It was Aug. 23, 1954, when the prototype YC-130 took off for its inaugural flight from Lockheed Air Terminal — now Bob Hope Airport — in Los Angeles County, California.
The aircraft’s history began in 1951 when the Air Force issued a request for proposal for a medium cargo plane. The Lockheed Aircraft Company was awarded the contract.
The Air Force needed an aircraft that could haul large, bulky equipment over long distances, land in tight spaces, slow to 125 knots to allow for paratroop drops and, if need be, fly with one engine. Lockheed’s response to that was the C-130, an aircraft much different than the jets that were more the focus of the time.
However, according to the Lockheed Martin website’s story of innovation on the C-130, the aircraft has been regarded as “something timeless” since its inaugural flight even by those such as Clarence “Kelly” Johnson, a Lockheed design engineer who thought the aircraft’s design would “destroy the Lockheed Company.”
“It is the most versatile aircraft that has ever been manufactured,” said Master Sgt. Nicholas Palmer, 86th Operations Group evaluator loadmaster. “It’s a go-anywhere, do-anything platform that can be added to, taken away from and tailored to fit whatever mission requirements that may come up.”
It is that versatility that has made the C-130 a valuable asset to the Air Force and many of its pilots.
“The aspect I love about the C-130 is the mission,” said Capt. Matt Hiesel, 37th Airlift Squadron C-130J aircraft commander. “If you think this is a point A to point B mode of transportation aircraft, you couldn’t be more wrong. This plane does so much more. It’s so dynamic.”
Though versatile and capable of adapting to many mission requirements, the C-130 has still managed to change the operations of several organizations, including the 86th Airlift Wing.
In June 1992, the then 86th Fighter Wing, which only had F-16 Fighting Falcons, slowly transitioned into the 86th Wing, whose primary mission was airlift operations. However, it wasn’t until June 28, 1994, that the 86th Wing received the first two C-130E aircraft to be permanently based at Ramstein.

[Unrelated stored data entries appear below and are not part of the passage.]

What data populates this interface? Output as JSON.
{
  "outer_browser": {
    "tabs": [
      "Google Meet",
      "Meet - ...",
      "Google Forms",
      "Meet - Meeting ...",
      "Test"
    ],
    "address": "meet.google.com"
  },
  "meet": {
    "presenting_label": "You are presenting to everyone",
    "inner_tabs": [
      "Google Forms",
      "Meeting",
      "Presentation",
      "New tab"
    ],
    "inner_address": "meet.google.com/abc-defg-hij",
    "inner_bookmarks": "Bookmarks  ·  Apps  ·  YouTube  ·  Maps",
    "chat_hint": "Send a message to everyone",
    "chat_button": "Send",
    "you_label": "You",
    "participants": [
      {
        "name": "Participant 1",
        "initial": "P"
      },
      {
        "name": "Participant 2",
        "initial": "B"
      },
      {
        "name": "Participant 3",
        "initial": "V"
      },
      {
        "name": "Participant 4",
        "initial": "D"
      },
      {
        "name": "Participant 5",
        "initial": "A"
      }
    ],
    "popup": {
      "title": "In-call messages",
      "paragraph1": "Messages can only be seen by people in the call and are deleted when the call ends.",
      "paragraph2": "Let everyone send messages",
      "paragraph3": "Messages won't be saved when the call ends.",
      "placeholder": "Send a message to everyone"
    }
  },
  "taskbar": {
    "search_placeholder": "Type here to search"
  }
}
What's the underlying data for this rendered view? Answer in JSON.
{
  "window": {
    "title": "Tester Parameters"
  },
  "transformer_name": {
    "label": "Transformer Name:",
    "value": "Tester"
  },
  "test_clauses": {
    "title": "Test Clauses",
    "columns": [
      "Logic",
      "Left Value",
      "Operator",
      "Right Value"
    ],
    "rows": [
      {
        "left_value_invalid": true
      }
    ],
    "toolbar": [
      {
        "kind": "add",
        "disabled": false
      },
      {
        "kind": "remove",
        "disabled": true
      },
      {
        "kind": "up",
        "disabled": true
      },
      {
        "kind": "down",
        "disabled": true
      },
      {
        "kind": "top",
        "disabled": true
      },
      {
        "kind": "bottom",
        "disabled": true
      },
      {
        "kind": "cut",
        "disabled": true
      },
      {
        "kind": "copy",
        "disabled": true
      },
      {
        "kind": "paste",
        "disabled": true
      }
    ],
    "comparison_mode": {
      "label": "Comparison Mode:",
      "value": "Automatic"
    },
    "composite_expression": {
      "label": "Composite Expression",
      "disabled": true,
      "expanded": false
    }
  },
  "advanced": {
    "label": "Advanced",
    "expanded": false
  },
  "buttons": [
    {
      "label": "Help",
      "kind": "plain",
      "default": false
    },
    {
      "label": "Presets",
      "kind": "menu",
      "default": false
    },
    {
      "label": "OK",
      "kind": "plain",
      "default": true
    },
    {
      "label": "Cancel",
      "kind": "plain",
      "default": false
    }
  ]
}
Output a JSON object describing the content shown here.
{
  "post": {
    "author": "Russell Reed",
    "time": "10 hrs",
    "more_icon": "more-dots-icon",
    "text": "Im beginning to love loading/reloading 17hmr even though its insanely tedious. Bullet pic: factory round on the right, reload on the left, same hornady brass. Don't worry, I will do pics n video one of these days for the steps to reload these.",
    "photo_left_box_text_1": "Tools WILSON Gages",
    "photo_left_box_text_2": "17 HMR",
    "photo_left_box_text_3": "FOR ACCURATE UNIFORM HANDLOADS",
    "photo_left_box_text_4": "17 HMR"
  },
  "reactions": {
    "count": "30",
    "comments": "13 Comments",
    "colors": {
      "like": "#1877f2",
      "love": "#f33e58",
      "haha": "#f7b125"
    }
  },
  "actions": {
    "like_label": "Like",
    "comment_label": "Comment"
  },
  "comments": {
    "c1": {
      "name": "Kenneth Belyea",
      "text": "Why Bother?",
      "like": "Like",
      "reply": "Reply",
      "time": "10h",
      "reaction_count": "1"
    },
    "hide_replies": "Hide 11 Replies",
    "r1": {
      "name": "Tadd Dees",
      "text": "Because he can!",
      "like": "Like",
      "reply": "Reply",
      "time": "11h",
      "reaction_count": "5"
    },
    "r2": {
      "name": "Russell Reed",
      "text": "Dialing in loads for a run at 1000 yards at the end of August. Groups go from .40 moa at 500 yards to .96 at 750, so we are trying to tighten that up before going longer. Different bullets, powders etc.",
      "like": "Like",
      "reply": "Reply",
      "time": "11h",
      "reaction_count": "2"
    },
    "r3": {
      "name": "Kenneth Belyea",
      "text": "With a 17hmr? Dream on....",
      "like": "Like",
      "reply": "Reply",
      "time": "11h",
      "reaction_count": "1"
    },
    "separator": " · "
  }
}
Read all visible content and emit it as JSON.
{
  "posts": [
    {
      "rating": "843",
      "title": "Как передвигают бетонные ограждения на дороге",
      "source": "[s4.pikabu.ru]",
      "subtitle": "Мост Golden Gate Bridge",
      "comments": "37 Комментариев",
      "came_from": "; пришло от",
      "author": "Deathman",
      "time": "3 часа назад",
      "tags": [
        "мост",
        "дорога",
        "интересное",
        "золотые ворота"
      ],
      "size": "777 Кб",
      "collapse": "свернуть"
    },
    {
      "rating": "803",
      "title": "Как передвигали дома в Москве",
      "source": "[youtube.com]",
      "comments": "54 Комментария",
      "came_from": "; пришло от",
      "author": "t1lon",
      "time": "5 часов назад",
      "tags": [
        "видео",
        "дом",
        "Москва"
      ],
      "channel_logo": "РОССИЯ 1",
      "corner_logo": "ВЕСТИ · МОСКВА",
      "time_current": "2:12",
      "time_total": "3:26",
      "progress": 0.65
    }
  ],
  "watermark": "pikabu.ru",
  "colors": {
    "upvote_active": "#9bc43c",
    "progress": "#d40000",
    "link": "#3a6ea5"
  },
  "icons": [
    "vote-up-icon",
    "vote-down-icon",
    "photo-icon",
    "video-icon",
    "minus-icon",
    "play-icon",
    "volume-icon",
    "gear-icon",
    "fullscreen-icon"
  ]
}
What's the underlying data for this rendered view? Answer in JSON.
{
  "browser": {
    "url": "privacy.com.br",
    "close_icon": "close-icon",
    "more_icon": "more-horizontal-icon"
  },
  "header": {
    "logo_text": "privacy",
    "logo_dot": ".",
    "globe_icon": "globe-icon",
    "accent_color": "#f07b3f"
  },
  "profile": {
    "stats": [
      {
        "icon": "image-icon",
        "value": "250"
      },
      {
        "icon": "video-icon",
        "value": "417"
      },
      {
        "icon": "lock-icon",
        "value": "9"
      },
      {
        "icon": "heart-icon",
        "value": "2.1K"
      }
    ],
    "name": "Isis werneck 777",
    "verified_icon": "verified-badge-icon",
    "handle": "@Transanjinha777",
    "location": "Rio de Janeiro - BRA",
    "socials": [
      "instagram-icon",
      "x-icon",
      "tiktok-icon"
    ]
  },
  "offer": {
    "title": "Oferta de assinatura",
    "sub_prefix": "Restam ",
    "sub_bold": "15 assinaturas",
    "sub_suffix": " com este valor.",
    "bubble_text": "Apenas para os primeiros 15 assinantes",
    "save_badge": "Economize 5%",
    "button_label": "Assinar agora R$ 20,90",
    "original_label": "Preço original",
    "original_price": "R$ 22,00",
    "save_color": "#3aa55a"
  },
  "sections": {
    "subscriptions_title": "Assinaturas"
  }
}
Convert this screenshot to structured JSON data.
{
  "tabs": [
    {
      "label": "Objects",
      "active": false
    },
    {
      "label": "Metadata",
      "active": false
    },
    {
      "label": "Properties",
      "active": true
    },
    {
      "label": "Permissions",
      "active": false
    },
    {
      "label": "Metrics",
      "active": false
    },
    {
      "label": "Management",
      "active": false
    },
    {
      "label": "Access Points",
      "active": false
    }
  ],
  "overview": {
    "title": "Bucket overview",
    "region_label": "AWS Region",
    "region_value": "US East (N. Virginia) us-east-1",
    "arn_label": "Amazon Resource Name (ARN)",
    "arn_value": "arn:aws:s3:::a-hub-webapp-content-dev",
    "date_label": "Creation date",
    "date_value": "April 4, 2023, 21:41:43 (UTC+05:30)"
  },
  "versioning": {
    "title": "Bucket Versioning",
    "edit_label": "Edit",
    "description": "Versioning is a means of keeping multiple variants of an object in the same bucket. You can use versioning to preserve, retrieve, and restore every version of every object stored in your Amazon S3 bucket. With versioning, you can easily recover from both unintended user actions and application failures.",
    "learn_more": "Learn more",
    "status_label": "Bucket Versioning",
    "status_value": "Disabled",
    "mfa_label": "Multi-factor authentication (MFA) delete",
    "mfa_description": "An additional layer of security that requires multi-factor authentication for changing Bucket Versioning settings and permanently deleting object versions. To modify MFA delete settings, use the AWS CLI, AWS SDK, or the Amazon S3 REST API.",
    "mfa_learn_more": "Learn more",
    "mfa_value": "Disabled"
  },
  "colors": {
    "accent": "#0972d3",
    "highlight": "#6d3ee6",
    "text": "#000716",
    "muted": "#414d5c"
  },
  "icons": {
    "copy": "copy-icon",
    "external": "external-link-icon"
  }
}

The final transition to intra-theater airlift took place in October 1994 as the 37th Airlift Squadron officially transferred from the 435th AW to the 86th Wing, which then officially became the 86th Airlift Wing.
The C-130E’s reign ended in November 2009 when it was replaced by the C-130J Super Hercules, which is capable of climbing faster and higher, flying farther at a higher cruise speed, and taking off and landing in a shorter distance than the C-130E and all other previous models.
“The E model, it was the little engine that could,” Palmer said. “It always seemed to be climbing out exceptionally longer than you wanted it to. The J model is just a rocket ship with the advanced engines and the fact that we can carry more (weight) higher, faster and farther. (It’s) the rate of climb, the maneuverability of the aircraft — it’s a totally different animal. One is much more aggressive than the other, but each one was exceptional in its own way to get the mission done.”
The C-130J, along with other changes that took place in 2009, enhanced the ability of the 86th AW to continue to provide theater airlift support for U.S. European Command and U.S. Africa Command missions, aeromedical evacuation support and the airlift of wounded warriors back to the U.S.
“Take a look at history, and find somebody that doesn’t know this aircraft,” Palmer said. “Find somebody that hasn’t been touched by this aircraft, whether starving people in Africa and fed by humanitarian relief this aircraft delivered or one of our brothers in service who have been resupplied at an isolated forward operating base through airdrop.”
With the C-130J’s incorporation of state-of-the-art technology, which reduces manpower requirements, lowers operating and support costs and provides life-cycle cost savings as compared to earlier models, it is likely the C-130 will forever be a noted and cherished part of the 86th AW’s history.